她用一次性筷子夹起一片南瓜,没吃,又放回去,把盖子合上。老板娘正拿鸡毛掸子扫柜台上的灰,扫到角落时,扫出一张彩票,手指头搓了半天也没看清号码,直接扔进纸篓。
“明天我去重庆跑几天。”年轻女人突然开口,声音还是哑的,“这柜子帮我留两天,回来继续住。”
老板娘顿了一下掸子:“押金不退,按原价算。”
“行。”她把保温桶重新放进铁皮柜,锁好,又把钥匙串在食指上转了两圈,这次没犹豫,起身就往外走。经过柜台时,她停了一下,从兜里掏出一颗水果糖,是那种散装称重的花纸硬糖,放在柜台上,推给老板娘,没说话就推门走了。

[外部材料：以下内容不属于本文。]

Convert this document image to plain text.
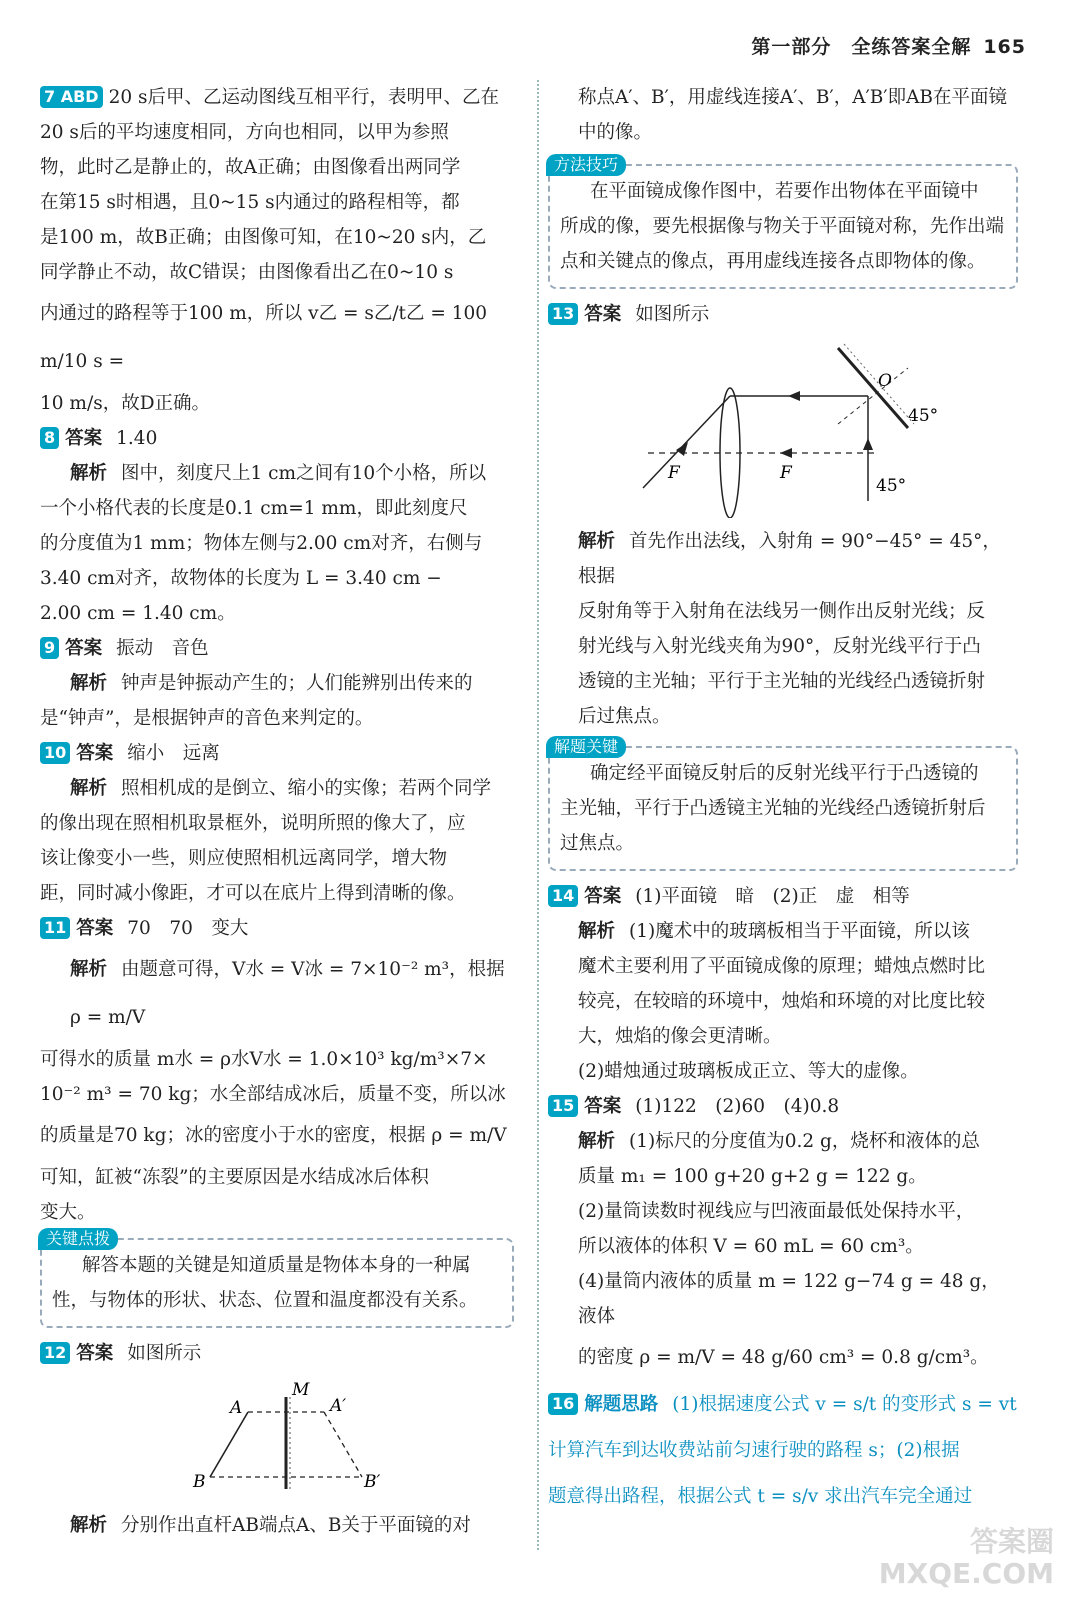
第一部分　全练答案全解 165

7 ABD 20 s后甲、乙运动图线互相平行，表明甲、乙在

20 s后的平均速度相同，方向也相同，以甲为参照

物，此时乙是静止的，故A正确；由图像看出两同学

在第15 s时相遇，且0~15 s内通过的路程相等，都

是100 m，故B正确；由图像可知，在10~20 s内，乙

同学静止不动，故C错误；由图像看出乙在0~10 s

内通过的路程等于100 m，所以 v乙 = s乙/t乙 = 100 m/10 s =

10 m/s，故D正确。

8 答案 1.40

解析 图中，刻度尺上1 cm之间有10个小格，所以

一个小格代表的长度是0.1 cm=1 mm，即此刻度尺

的分度值为1 mm；物体左侧与2.00 cm对齐，右侧与

3.40 cm对齐，故物体的长度为 L = 3.40 cm −

2.00 cm = 1.40 cm。

9 答案 振动　音色

解析 钟声是钟振动产生的；人们能辨别出传来的

是“钟声”，是根据钟声的音色来判定的。

10 答案 缩小　远离

解析 照相机成的是倒立、缩小的实像；若两个同学

的像出现在照相机取景框外，说明所照的像大了，应

该让像变小一些，则应使照相机远离同学，增大物

距，同时减小像距，才可以在底片上得到清晰的像。

11 答案 70　70　变大

解析 由题意可得，V水 = V冰 = 7×10⁻² m³，根据 ρ = m/V

可得水的质量 m水 = ρ水V水 = 1.0×10³ kg/m³×7×

10⁻² m³ = 70 kg；水全部结成冰后，质量不变，所以冰

的质量是70 kg；冰的密度小于水的密度，根据 ρ = m/V

可知，缸被“冻裂”的主要原因是水结成冰后体积

变大。

关键点拨

解答本题的关键是知道质量是物体本身的一种属

性，与物体的形状、状态、位置和温度都没有关系。

12 答案 如图所示

M
A	A′
B	B′

解析 分别作出直杆AB端点A、B关于平面镜的对

称点A′、B′，用虚线连接A′、B′，A′B′即AB在平面镜

中的像。

方法技巧

在平面镜成像作图中，若要作出物体在平面镜中

所成的像，要先根据像与物关于平面镜对称，先作出端

点和关键点的像点，再用虚线连接各点即物体的像。

13 答案 如图所示

O
45°
45°
F	F

解析 首先作出法线，入射角 = 90°−45° = 45°，根据

反射角等于入射角在法线另一侧作出反射光线；反

射光线与入射光线夹角为90°，反射光线平行于凸

透镜的主光轴；平行于主光轴的光线经凸透镜折射

后过焦点。

解题关键

确定经平面镜反射后的反射光线平行于凸透镜的

主光轴，平行于凸透镜主光轴的光线经凸透镜折射后

过焦点。

14 答案 (1)平面镜　暗　(2)正　虚　相等

解析 (1)魔术中的玻璃板相当于平面镜，所以该

魔术主要利用了平面镜成像的原理；蜡烛点燃时比

较亮，在较暗的环境中，烛焰和环境的对比度比较

大，烛焰的像会更清晰。

(2)蜡烛通过玻璃板成正立、等大的虚像。

15 答案 (1)122　(2)60　(4)0.8

解析 (1)标尺的分度值为0.2 g，烧杯和液体的总

质量 m₁ = 100 g+20 g+2 g = 122 g。

(2)量筒读数时视线应与凹液面最低处保持水平，

所以液体的体积 V = 60 mL = 60 cm³。

(4)量筒内液体的质量 m = 122 g−74 g = 48 g，液体

的密度 ρ = m/V = 48 g/60 cm³ = 0.8 g/cm³。

16 解题思路 (1)根据速度公式 v = s/t 的变形式 s = vt

计算汽车到达收费站前匀速行驶的路程 s；(2)根据

题意得出路程，根据公式 t = s/v 求出汽车完全通过

答案圈
MXQE.COM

老板娘用食指把糖拨进抽屉,嘀咕了一句“钱不够还拿糖凑”,但她没把那十块钱补上。墙上的挂钟正好跳到下午四点半,石英机芯“咔”一声,沙发对面的镜子里映出旅社的楼梯口,护栏上搭着一条深灰色的男式围巾,没人收,一搭就是三天。
外面巷子传来三轮车按喇叭的声音,闷闷的,像压在湿布里。我夹着布料走到门口,回头看,老板娘重新拿起毛线,织了几针,又停住,朝着铁皮柜的方向点了点头,说:“她男人上周走了,走的哪儿也没说。”
“人年轻,漂漂亮亮的,住这破旅社,天天吃家里送的饭,又锁着个保温桶,你说她是躲事,寻人,还是等人?”老板娘低头缠线团,缠完一圈,又拆开缠第二圈。
太阳斜刺里照进大门,在灰白的水磨石地上画出几块长了毛边的光斑。我没有搭话。那盏路灯还没亮,铁皮柜侧面的铁皮上映出旅社招牌的反光,红底黄字顺着氧化生锈的边角慢慢模糊下去。光斑扫过一个微小的角度,像一个人侧过头去,轻轻阖上眼。